Briefly, A/B Testing
Nowadays, we can handle all of our business on the internet. So, we are seeing hundreds of different web pages in a day. In this high traffic, companies need a guide to make the right decisions and move on. It is also very difficult to do. At this point, A/B testing comes to the aid of websites. It will always benefit you to interpret the results of these tests correctly. For this, we have covered everything you need to consider in our article.
We mentioned how to start A/B testing and explained how to use A/B testing with examples in detail. We even proved the reliability of the test by giving many examples about the companies that used it. In this context, you will need some tools when using the AB test. We also mentioned these tools. By applying the steps mentioned in our article, you may also achieve successful results.

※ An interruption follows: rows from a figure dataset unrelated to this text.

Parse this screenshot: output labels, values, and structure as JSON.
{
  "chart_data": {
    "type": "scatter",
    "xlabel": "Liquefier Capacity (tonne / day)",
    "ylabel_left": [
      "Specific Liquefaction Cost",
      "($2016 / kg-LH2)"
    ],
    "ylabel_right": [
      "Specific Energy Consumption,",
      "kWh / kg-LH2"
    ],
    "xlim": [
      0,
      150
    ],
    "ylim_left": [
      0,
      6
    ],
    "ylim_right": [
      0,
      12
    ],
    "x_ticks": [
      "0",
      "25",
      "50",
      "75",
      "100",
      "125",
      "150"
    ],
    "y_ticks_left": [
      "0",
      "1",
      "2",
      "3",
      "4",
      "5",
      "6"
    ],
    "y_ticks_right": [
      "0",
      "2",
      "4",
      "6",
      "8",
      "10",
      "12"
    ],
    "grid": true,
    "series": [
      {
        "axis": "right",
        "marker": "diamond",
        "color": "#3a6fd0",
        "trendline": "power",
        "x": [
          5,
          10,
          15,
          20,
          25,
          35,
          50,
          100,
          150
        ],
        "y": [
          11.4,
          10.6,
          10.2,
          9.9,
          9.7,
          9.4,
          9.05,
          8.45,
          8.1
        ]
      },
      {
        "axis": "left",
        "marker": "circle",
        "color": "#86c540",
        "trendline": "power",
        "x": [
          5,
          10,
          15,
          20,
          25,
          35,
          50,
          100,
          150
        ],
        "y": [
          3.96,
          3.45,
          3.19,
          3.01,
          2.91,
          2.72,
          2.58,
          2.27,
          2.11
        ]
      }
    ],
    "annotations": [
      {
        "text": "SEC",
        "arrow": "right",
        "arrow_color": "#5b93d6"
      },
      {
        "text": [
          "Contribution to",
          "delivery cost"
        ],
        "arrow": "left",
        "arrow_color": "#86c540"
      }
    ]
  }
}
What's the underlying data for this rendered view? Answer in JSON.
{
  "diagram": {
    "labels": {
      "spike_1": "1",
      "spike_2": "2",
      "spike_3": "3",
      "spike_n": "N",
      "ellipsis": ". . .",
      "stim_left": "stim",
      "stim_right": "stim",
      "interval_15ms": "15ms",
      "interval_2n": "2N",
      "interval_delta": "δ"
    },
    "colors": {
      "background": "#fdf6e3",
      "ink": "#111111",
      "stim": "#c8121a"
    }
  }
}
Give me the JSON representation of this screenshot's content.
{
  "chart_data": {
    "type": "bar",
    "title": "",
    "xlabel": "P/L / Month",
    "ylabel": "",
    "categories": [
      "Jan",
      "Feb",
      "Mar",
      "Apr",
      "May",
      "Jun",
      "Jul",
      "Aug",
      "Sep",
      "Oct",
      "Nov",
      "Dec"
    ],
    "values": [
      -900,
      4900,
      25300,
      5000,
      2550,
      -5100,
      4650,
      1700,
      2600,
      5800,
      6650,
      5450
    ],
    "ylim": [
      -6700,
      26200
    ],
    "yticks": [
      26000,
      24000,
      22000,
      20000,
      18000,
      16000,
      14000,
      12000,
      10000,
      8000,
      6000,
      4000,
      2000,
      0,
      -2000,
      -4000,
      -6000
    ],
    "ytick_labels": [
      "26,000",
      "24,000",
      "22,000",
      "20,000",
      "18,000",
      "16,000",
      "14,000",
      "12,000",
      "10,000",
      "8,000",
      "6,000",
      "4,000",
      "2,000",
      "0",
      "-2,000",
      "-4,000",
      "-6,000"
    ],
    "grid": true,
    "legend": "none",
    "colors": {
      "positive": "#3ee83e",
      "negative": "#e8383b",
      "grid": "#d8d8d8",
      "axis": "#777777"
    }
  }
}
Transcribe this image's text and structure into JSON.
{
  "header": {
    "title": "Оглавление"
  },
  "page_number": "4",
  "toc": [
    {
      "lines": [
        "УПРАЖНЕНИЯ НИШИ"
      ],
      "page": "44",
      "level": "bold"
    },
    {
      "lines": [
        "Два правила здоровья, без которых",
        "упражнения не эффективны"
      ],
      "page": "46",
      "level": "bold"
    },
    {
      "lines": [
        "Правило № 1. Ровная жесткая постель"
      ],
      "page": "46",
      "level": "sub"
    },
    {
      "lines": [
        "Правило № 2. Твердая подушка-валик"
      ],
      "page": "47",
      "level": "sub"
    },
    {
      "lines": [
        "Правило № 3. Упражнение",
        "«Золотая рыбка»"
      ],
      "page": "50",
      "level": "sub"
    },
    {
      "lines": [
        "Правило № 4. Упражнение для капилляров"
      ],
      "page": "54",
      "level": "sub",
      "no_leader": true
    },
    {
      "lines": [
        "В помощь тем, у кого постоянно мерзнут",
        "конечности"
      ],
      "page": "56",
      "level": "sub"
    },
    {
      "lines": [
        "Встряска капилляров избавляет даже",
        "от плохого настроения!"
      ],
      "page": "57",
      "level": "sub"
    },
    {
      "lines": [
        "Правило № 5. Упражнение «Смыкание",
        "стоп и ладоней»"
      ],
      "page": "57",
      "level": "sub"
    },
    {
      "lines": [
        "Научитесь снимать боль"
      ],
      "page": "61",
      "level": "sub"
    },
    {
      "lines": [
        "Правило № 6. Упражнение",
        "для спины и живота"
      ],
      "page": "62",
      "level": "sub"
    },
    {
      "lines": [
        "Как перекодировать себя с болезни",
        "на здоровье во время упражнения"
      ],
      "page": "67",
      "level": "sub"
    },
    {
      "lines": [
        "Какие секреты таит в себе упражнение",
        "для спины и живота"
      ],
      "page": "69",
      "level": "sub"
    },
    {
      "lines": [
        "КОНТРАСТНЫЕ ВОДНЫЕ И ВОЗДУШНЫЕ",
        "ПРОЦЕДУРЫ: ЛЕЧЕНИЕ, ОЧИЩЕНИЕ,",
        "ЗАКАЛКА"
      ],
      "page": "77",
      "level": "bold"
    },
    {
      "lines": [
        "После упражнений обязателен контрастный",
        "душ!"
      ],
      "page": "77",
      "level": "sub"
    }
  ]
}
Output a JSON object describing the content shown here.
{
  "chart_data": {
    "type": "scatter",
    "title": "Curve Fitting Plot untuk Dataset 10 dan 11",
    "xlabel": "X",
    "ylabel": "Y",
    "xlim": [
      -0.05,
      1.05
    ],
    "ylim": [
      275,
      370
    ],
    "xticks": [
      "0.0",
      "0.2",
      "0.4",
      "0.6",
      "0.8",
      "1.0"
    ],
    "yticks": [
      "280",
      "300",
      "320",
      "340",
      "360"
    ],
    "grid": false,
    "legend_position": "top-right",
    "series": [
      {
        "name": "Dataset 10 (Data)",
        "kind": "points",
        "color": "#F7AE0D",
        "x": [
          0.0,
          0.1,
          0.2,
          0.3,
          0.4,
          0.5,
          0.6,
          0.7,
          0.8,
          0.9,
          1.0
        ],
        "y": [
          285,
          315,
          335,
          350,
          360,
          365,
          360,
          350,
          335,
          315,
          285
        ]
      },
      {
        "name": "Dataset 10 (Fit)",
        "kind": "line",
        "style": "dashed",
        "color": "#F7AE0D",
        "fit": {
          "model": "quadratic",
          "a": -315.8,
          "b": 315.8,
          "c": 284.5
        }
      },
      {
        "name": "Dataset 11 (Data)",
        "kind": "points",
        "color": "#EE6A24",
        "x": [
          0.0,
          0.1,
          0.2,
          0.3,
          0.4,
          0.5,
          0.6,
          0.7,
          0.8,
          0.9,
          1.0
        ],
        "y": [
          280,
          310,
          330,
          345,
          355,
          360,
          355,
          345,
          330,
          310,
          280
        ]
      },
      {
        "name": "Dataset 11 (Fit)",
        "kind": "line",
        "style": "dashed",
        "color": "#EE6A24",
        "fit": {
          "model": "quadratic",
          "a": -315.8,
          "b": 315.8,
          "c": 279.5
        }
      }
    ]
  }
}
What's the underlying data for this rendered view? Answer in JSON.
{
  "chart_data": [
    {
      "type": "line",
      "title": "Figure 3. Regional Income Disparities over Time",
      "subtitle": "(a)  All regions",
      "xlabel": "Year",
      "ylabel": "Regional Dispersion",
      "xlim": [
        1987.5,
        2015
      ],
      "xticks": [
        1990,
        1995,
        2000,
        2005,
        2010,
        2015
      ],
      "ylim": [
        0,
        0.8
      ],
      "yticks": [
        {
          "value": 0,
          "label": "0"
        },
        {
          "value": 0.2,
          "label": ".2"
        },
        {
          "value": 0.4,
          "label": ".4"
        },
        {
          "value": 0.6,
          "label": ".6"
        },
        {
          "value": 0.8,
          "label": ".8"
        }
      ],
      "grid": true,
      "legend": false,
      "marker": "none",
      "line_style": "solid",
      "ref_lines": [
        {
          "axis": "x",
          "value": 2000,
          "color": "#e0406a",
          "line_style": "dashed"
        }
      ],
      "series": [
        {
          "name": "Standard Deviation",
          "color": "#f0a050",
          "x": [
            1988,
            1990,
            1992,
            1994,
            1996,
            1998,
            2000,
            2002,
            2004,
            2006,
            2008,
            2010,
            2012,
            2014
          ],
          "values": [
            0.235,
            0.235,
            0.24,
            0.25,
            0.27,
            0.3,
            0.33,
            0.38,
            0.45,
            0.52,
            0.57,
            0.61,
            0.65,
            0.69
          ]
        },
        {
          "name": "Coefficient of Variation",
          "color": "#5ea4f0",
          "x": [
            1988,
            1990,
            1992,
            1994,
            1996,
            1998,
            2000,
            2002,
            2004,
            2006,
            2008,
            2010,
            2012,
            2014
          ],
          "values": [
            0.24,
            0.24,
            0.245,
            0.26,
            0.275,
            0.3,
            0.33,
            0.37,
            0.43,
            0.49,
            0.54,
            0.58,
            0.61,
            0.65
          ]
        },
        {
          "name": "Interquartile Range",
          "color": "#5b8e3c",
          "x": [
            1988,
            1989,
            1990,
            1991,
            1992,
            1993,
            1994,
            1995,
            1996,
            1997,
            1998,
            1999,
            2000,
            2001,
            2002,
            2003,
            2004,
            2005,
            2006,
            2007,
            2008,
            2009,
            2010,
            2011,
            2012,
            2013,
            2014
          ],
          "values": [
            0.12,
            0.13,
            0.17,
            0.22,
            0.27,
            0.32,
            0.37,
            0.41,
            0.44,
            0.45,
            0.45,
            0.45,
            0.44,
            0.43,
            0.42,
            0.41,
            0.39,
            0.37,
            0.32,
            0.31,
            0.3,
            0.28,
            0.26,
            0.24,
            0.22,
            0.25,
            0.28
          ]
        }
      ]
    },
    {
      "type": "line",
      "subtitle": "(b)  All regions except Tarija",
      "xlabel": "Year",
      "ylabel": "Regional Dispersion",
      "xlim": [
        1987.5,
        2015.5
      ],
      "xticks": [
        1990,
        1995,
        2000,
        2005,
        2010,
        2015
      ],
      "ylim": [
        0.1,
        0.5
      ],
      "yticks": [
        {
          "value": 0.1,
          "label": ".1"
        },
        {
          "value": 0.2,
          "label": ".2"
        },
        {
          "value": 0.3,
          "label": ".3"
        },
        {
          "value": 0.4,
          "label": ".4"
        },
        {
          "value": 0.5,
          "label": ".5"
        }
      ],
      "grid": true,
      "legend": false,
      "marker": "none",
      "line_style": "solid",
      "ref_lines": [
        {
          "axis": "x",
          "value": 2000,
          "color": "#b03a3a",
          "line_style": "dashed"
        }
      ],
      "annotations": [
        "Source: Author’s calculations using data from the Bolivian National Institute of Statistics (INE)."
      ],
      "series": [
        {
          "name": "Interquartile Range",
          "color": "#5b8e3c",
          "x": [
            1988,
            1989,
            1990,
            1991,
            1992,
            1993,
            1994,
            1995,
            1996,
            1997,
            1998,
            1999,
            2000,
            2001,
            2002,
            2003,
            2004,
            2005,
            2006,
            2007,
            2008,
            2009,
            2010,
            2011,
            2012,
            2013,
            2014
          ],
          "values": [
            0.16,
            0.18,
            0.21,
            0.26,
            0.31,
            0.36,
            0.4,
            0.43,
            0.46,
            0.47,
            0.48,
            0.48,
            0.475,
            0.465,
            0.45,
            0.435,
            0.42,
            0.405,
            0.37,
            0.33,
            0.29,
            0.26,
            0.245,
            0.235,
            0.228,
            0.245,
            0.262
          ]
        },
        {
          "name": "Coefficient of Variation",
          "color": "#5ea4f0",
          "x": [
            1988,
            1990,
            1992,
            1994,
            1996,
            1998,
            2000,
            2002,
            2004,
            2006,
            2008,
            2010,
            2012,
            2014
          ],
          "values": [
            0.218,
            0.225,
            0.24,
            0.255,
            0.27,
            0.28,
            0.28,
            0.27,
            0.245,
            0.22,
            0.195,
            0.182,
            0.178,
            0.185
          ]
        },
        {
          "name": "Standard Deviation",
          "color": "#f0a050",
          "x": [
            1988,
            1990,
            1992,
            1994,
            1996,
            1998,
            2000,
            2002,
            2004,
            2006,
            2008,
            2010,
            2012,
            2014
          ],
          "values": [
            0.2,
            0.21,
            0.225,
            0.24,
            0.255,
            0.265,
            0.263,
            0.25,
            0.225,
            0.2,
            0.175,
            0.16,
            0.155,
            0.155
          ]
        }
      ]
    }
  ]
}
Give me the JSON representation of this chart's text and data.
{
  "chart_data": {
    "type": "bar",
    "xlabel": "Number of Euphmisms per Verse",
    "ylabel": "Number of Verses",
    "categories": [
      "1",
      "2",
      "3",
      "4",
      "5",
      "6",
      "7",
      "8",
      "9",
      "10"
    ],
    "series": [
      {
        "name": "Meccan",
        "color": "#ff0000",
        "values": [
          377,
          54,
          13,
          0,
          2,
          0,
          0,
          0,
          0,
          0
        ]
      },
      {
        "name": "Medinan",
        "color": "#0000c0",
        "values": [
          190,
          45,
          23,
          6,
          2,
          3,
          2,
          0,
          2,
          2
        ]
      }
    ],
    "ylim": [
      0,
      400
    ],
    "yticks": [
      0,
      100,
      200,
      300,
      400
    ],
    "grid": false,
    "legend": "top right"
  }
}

This way, your websites will get a much higher conversion rate. More conversion rates may even increase the profitability of your company. We have come to the end of the most detailed article on A/B testing on the internet. We hope this article may be useful for you. Now that you have decided on which alternative to go with, it is time to move on and work on the other part of your site. If you need help, you can take a look at our guide on the best form builder tools.